La celebración del V Centenario de la aprobación de nuestra Regla es para nosotras, hijas de san Francisco de Paula, un particular momento de gracia y al mismo tiempo, un acontecimiento por el que no nos cansamos de dar gracias a Dios. Realmente, nunca podremos agradecérselo adecuadamente, porque sus dones y su benevolencia para con nosotras han sido realmente grandes.
La importancia que reviste para nosotras esta celebración es mayor al tratarse no de una sola celebración, sino de tres grandes centenarios juntos.

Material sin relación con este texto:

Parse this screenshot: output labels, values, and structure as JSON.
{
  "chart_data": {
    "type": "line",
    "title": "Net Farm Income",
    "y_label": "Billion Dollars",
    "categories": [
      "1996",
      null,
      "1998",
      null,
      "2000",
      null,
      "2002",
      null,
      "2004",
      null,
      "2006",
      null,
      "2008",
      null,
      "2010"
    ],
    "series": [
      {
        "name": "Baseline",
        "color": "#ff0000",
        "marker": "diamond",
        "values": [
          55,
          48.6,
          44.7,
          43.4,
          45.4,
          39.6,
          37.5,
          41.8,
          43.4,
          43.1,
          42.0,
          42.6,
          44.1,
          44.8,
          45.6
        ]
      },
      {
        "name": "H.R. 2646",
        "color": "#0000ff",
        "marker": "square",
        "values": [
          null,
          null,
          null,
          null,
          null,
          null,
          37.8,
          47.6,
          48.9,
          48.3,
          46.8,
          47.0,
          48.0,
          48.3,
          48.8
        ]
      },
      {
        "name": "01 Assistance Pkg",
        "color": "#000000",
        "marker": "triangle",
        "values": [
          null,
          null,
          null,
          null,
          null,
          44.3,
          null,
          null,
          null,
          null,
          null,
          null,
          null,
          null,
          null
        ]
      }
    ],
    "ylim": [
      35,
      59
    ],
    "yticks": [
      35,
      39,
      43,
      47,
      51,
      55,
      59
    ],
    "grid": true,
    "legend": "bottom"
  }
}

Sí, no se trata de una exageración. El Centenario que celebramos es realmente triple, porque la aprobación de la Regla es el primer acto pontificio de aceptación y aprobación del movimiento femenino que sigue a san Francisco de Paula. Por lo tanto, se trata al mismo tiempo de la aprobación pontificia de la Segunda Orden de los Mínimos y de la aprobación de su Regla, una Regla propia ideada por el Fundador y por él presentada al Sumo Pontífice para ser aprobada junto a la de los Frailes (I Orden) y la de los Terciarios (III Orden). Además estas fechas se entrecruzan por un particular designio de Dios, con el centenario de la muerte del mismo Fundador, el cual, presentadas sus Reglas al papa Julio II, llegó a saber que habían sido aprobadas pero fue llamado a la Casa del Padre, el día 2 de abril del 1507, antes de que las Bulas pontificias hubiesen podido llegar al convento de Plessis-le-Tours, donde vivía el Santo. Por lo tanto, podemos decir ciertamente que la Regla, nuestra santa Regla, es para nosotras, el resumen de la experiencia y de las enseñanzas de un maestro, pero sobre todo, es la última voluntad y el testamento de vida de un padre que tanto nos ha amado y por el cual, todas las generaciones de Mínimas que se han ido sucediendo a lo largo de 500 años, han sentido y alimentado ardentísima veneración y afecto filial, además de estímulo para la imitación de sus eximias virtudes.
Las Monjas Mínimas: 500 años de servicio a la Iglesia
Con la aprobación de una Regla propia para las “Hermanas” de la Orden de los Mínimos de Fray Francisco de Paula, el Sumo Pontífice Julio II reconocía, de lleno, la existencia, la identidad y la legitimidad de un movimiento femenino de penitencia según el estilo y las enseñanzas de Fray francisco, dando así feliz termino a un largo proceso iniciado hacía casi quince años.
La Regla de las Mínimas: propuesta de vida orante y penitente
Nuestra Regla es un breve tratado que contiene, en el estilo de esencialidad característico del Fundador, las líneas maestras de una propuesta evangélica de vida orante y penitente. Las Mínimas “hacen penitencia”, o sea, viven profundamente el proceso evangélico de ir dando muerte al hombre viejo para que se vaya transformando en el Hombre nuevo, asemejándose a Cristo, imitándole, conformándose a Él y colaborando en su obra redentora mediante el ofrecimiento de la propia vida de penitencia cuaresmal por la salvación de todos. Así, mediante la práctica fiel de los votos de castidad, pobreza, obediencia y vida cuaresmal, pretenden ser testigos de Cristo que nos ha amado hasta el final y ha mostrado su amor al hombre cargando sobre sí nuestro sufrimiento y soportándolos con paciencia por nuestra salvación. La vida de la Mínima transcurre, por lo tanto sumergida en el misterio pascual de Cristo, compartiendo su muerte con la segura esperanza de compartir también su resurrección y anticipando ya desde ahora la comunión eterna con el Señor en el diálogo ininterrumpido de la oración “pura y asidua”.
La Regla de las Mínimas, testamento de vida
San Francisco, cuando estaba para dejar esta vida, recomendó insistentemente a los suyos la fiel observancia de la Regla. Esta fue su última recomendación, su última voluntad. La Regla, en su redacción definitiva ya estaba aprobada pero sería entregada a la Orden solo después de su muerte. Como un testamento espiritual, llena de resonancias y de fuertes emociones. Por eso precisamente la Regla debe ser leída teniendo presente la forma de vida, las palabras, las enseñanzas, los ejemplo del Padre; no como letra muerta, sino como palabra viva, que tiene que ser interpretada siempre con referencia a su persona, como la quintaesencia de su experiencia y de su vida espiritual, el mayor tesoro que podía habernos dejado como herencia.